A manhã do dia 31 não foi diferente dos dias anteriores para os belo-horizontinos. Braz Filizzola lembra que nas conversas de rua no Centro da capital o burburinho de uma ação militar contra a “ditadura comunista” de João Goulart estava no ar, mas o clima era de expectativa e não de tensão. “Era uma coisa muito distante e para a maioria parecia que ia ser uma coisa boa. A notícia era que (os militares) iam acabar com o comunismo. Mas aquele dia foi mais um dia na minha vida, não mudou nada”, relembra.
Os dias que se seguiram revelaram um novo poder no Brasil, mas a ditadura não transformou da noite para o dia o cotidiano da grande maioria das pessoas, muito menos para quem não militava contra o governo. “A gente tinha uma vida normal. Todo domingo ia ao campo Sete de Setembro ver o Atlético Mineiro jogar contra o América. Era clássico de multidão”, conta Filizzola, que trabalhava em um banco. “Eu era muito moço, frequentava com uma turma os bares. Continuamos fazendo a mesma coisa. A gente saía dos bares e ia para os bailes. Levava uma vida tranquila, desde que não se envolvesse”, disse, ao se lembrar de um colega assassinado pela ditadura.

Vida que segue

Em março daquele ano, a Semana de Moda de Paris não havia trazido muita novidade, e a tendência do início da década continuou a mesma em 1964. Entre saias rodadas e sapatos altos, aos 18 anos, Efigênia Tereza Ribeiro da Silva escolhia diariamente um modelo comportado para ir ao trabalho, em uma companhia de seguros. Nos fins de semana, ia ao bailes para “dançar agarradinho” um bolero ou uma valsa. “A vida era tranquila”, lembra. A capital mineira segura e efervescente culturalmente se manteve assim após o golpe, segundo ela, que, no entanto, pondera: “Em todo lugar tinha um militar de olho. Todo mundo falava para a gente conversar pouco. Nas faculdades e escolas, colocavam um espião. Mas não atrapalhava a nossa vida”, conta.

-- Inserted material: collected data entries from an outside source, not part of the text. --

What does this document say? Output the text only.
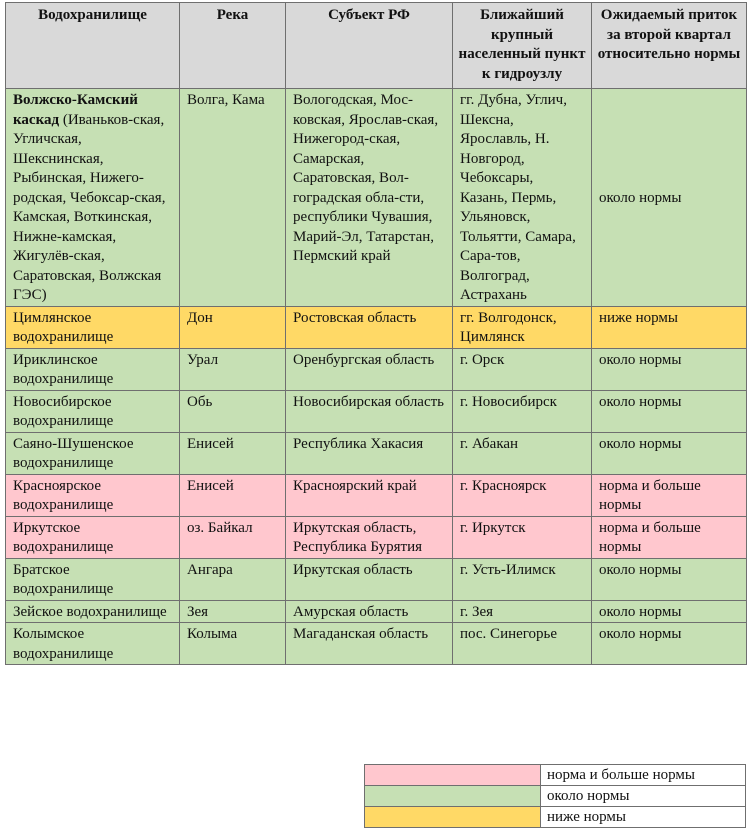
Водохранилище	Река	Субъект РФ	Ближайший крупный населенный пункт к гидроузлу	Ожидаемый приток за второй квартал относительно нормы
Волжско-Камский каскад (Иваньков-ская, Угличская, Шекснинская, Рыбинская, Нижего-родская, Чебоксар-ская, Камская, Воткинская, Нижне-камская, Жигулёв-ская, Саратовская, Волжская ГЭС)	Волга, Кама	Вологодская, Мос-ковская, Ярослав-ская, Нижегород-ская, Самарская, Саратовская, Вол-гоградская обла-сти, республики Чувашия, Марий-Эл, Татарстан, Пермский край	гг. Дубна, Углич, Шексна, Ярославль, Н. Новгород, Чебоксары, Казань, Пермь, Ульяновск, Тольятти, Самара, Сара-тов, Волгоград, Астрахань	около нормы
Цимлянское водохранилище	Дон	Ростовская область	гг. Волгодонск, Цимлянск	ниже нормы
Ириклинское водохранилище	Урал	Оренбургская область	г. Орск	около нормы
Новосибирское водохранилище	Обь	Новосибирская область	г. Новосибирск	около нормы
Саяно-Шушенское водохранилище	Енисей	Республика Хакасия	г. Абакан	около нормы
Красноярское водохранилище	Енисей	Красноярский край	г. Красноярск	норма и больше нормы
Иркутское водохранилище	оз. Байкал	Иркутская область, Республика Бурятия	г. Иркутск	норма и больше нормы
Братское водохранилище	Ангара	Иркутская область	г. Усть-Илимск	около нормы
Зейское водохранилище	Зея	Амурская область	г. Зея	около нормы
Колымское водохранилище	Колыма	Магаданская область	пос. Синегорье	около нормы
	норма и больше нормы
	около нормы
	ниже нормы
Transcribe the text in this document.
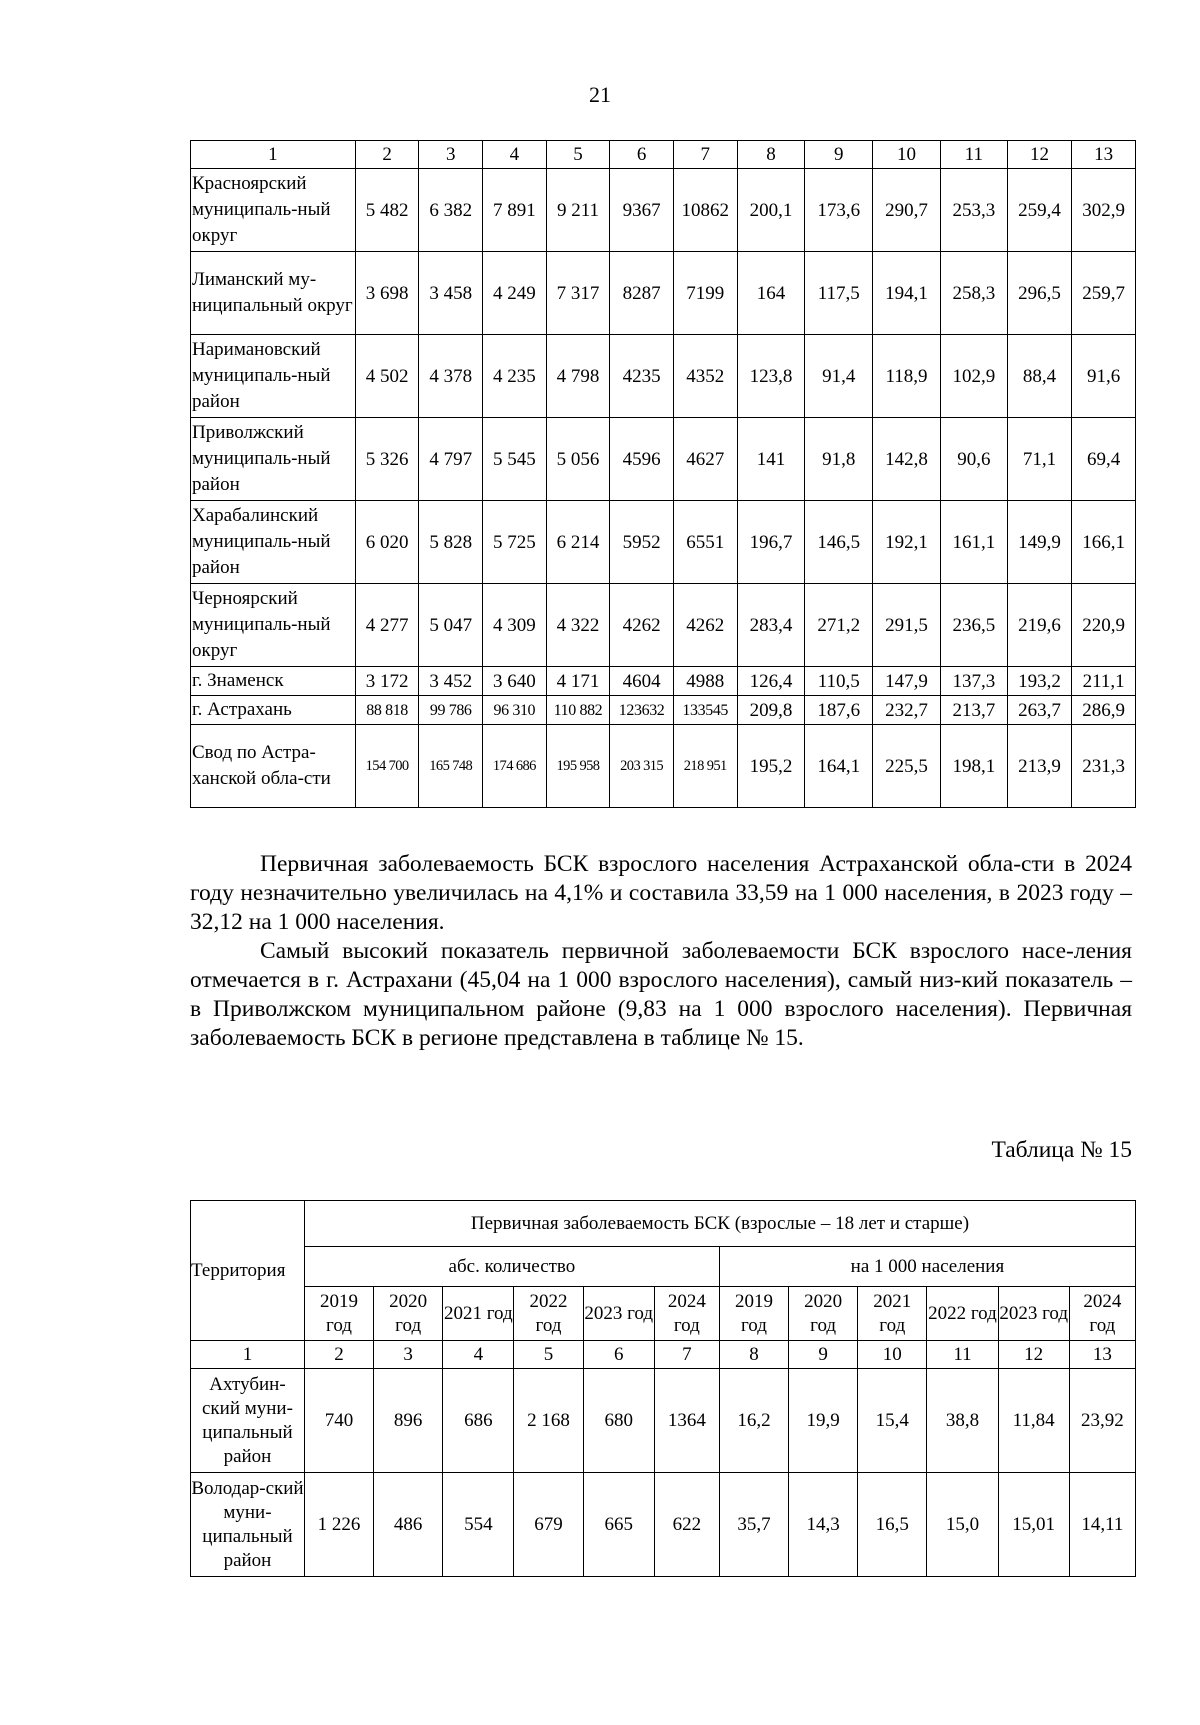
21
1	2	3	4	5	6	7	8	9	10	11	12	13
Красноярский муниципаль-ный округ	5 482	6 382	7 891	9 211	9367	10862	200,1	173,6	290,7	253,3	259,4	302,9
Лиманский му-ниципальный округ	3 698	3 458	4 249	7 317	8287	7199	164	117,5	194,1	258,3	296,5	259,7
Наримановский муниципаль-ный район	4 502	4 378	4 235	4 798	4235	4352	123,8	91,4	118,9	102,9	88,4	91,6
Приволжский муниципаль-ный район	5 326	4 797	5 545	5 056	4596	4627	141	91,8	142,8	90,6	71,1	69,4
Харабалинский муниципаль-ный район	6 020	5 828	5 725	6 214	5952	6551	196,7	146,5	192,1	161,1	149,9	166,1
Черноярский муниципаль-ный округ	4 277	5 047	4 309	4 322	4262	4262	283,4	271,2	291,5	236,5	219,6	220,9
г. Знаменск	3 172	3 452	3 640	4 171	4604	4988	126,4	110,5	147,9	137,3	193,2	211,1
г. Астрахань	88 818	99 786	96 310	110 882	123632	133545	209,8	187,6	232,7	213,7	263,7	286,9
Свод по Астра-ханской обла-сти	154 700	165 748	174 686	195 958	203 315	218 951	195,2	164,1	225,5	198,1	213,9	231,3

Первичная заболеваемость БСК взрослого населения Астраханской обла-сти в 2024 году незначительно увеличилась на 4,1% и составила 33,59 на 1 000 населения, в 2023 году – 32,12 на 1 000 населения.

Самый высокий показатель первичной заболеваемости БСК взрослого насе-ления отмечается в г. Астрахани (45,04 на 1 000 взрослого населения), самый низ-кий показатель – в Приволжском муниципальном районе (9,83 на 1 000 взрослого населения). Первичная заболеваемость БСК в регионе представлена в таблице № 15.

Таблица № 15
Территория	Первичная заболеваемость БСК (взрослые – 18 лет и старше)											
	абс. количество						на 1 000 населения					
	2019 год	2020 год	2021 год	2022 год	2023 год	2024 год	2019 год	2020 год	2021 год	2022 год	2023 год	2024 год
1	2	3	4	5	6	7	8	9	10	11	12	13
Ахтубин-ский муни-ципальный район	740	896	686	2 168	680	1364	16,2	19,9	15,4	38,8	11,84	23,92
Володар-ский муни-ципальный район	1 226	486	554	679	665	622	35,7	14,3	16,5	15,0	15,01	14,11
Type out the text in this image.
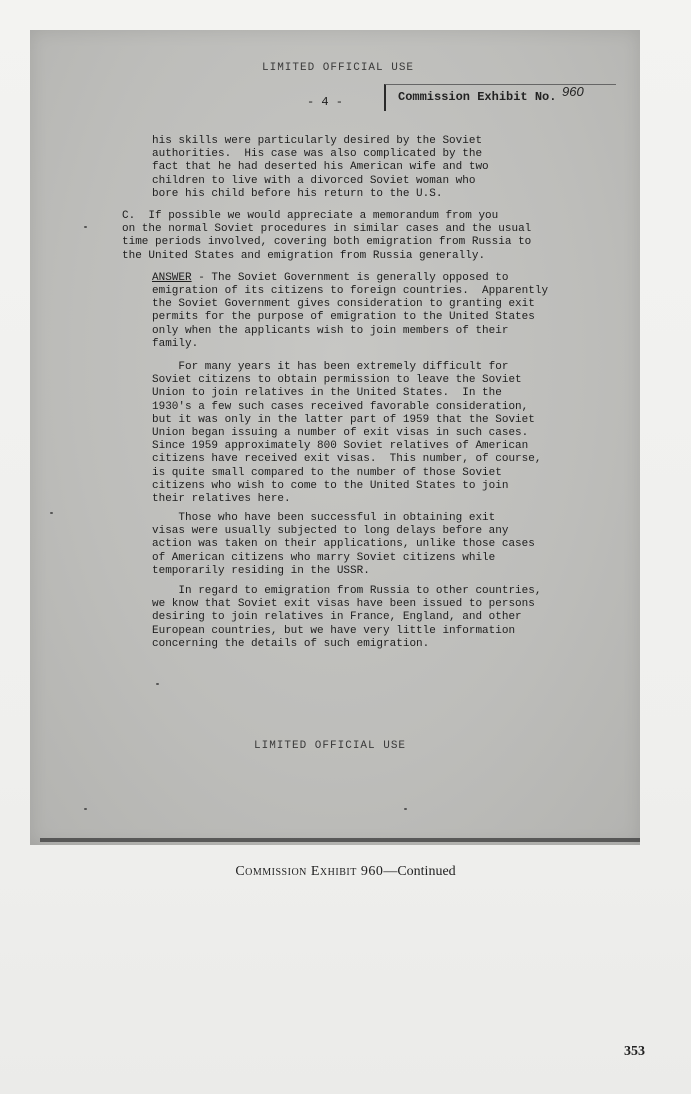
LIMITED OFFICIAL USE

- 4 -	Commission Exhibit No. 960

his skills were particularly desired by the Soviet
authorities.  His case was also complicated by the
fact that he had deserted his American wife and two
children to live with a divorced Soviet woman who
bore his child before his return to the U.S.

C.  If possible we would appreciate a memorandum from you
on the normal Soviet procedures in similar cases and the usual
time periods involved, covering both emigration from Russia to
the United States and emigration from Russia generally.

ANSWER - The Soviet Government is generally opposed to

emigration of its citizens to foreign countries.  Apparently
the Soviet Government gives consideration to granting exit
permits for the purpose of emigration to the United States
only when the applicants wish to join members of their
family.

For many years it has been extremely difficult for
Soviet citizens to obtain permission to leave the Soviet
Union to join relatives in the United States.  In the
1930's a few such cases received favorable consideration,
but it was only in the latter part of 1959 that the Soviet
Union began issuing a number of exit visas in such cases.
Since 1959 approximately 800 Soviet relatives of American
citizens have received exit visas.  This number, of course,
is quite small compared to the number of those Soviet
citizens who wish to come to the United States to join
their relatives here.

Those who have been successful in obtaining exit
visas were usually subjected to long delays before any
action was taken on their applications, unlike those cases
of American citizens who marry Soviet citizens while
temporarily residing in the USSR.

In regard to emigration from Russia to other countries,
we know that Soviet exit visas have been issued to persons
desiring to join relatives in France, England, and other
European countries, but we have very little information
concerning the details of such emigration.

LIMITED OFFICIAL USE

Commission Exhibit 960—Continued
353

A justificativa para a sensação de segurança dos que aqui viviam é fruto do cenário do golpe, como explica o doutor em ciências sociais e professor do Departamento de História da PUC Minas Marcelo Cedro. “BH, como outras capitais, seguiu esse caminho. O golpe teve conivência de vários setores da sociedade, inclusive da classe média, das elites empresariais, dos banqueiros e dos industriais. Eram setores que viam com bons olhos inicialmente esse clima de transformação”, explica. O professor diz ainda que o medo de uma revolução socialista no governo de Jango parecia realidade em meio ao contexto da Guerra Fria. “O cidadão comum não percebia a situação de forma muito clara. Havia uma habilidade grande do governo, que inicialmente não fechou o Congresso. Havia sempre o discurso de que aquilo deveria ter sido feito mesmo. O cidadão continuava frequentando os mesmos lugares.”

Impacto tardio

Por isso, os sucessos de Jorge Ben e o cinema inovador de Glauber Rocha chamavam mais a atenção naquele momento. A situação era a mesma nas outras capitais do país. Os dias que antecederam a deposição de Jango foram marcados por algumas movimentações, como um comício convocado pelo próprio presidente, no Rio de Janeiro, e a Marcha da Família com Deus pela Liberdade, em São Paulo, um protesto da oposição. Mas o cotidiano não foi afetado, segundo o escritor e jornalista Roberto Sander, que acaba de lançar o livro 1964, o verão do golpe, em que faz um panorama dos meses anteriores à tomada do poder pelos militares. “O impacto não era sentido pelo cidadão comum. O trabalhador, como um bancário ou um operário de obra, não via o que acontecia nos bastidores da política. Aquela rotina do dia a dia não foi quebrada. Até porque não houve resistência. A resistência veio depois”, conta.

Segundo Sander, somente com o passar dos anos a população começou a perceber que a ditadura não tinha mais data de validade. Quando o governo não cumpriu a promessa de realizar as eleições em 1965 e os candidatos tiveram os direitos políticos cassados, até mesmo aqueles que apoiaram a instalação do regime enxergaram a radicalização. “Ficou claro que era ditadura. Os protestos se tornaram rotina nas grandes cidades. Vem o AI 5 (Ato Institucional 5), e o Congresso é fechado. A repressão fica mais brutal, e as pessoas começam a ficar com medo”, diz. A classe média, antes complacente com o golpe, vê os próprios filhos irem às ruas e serem presos. “A classe média se sente traída. As pessoas ficam com medo de sair, de falar. A ditadura mostra a verdadeira cara”.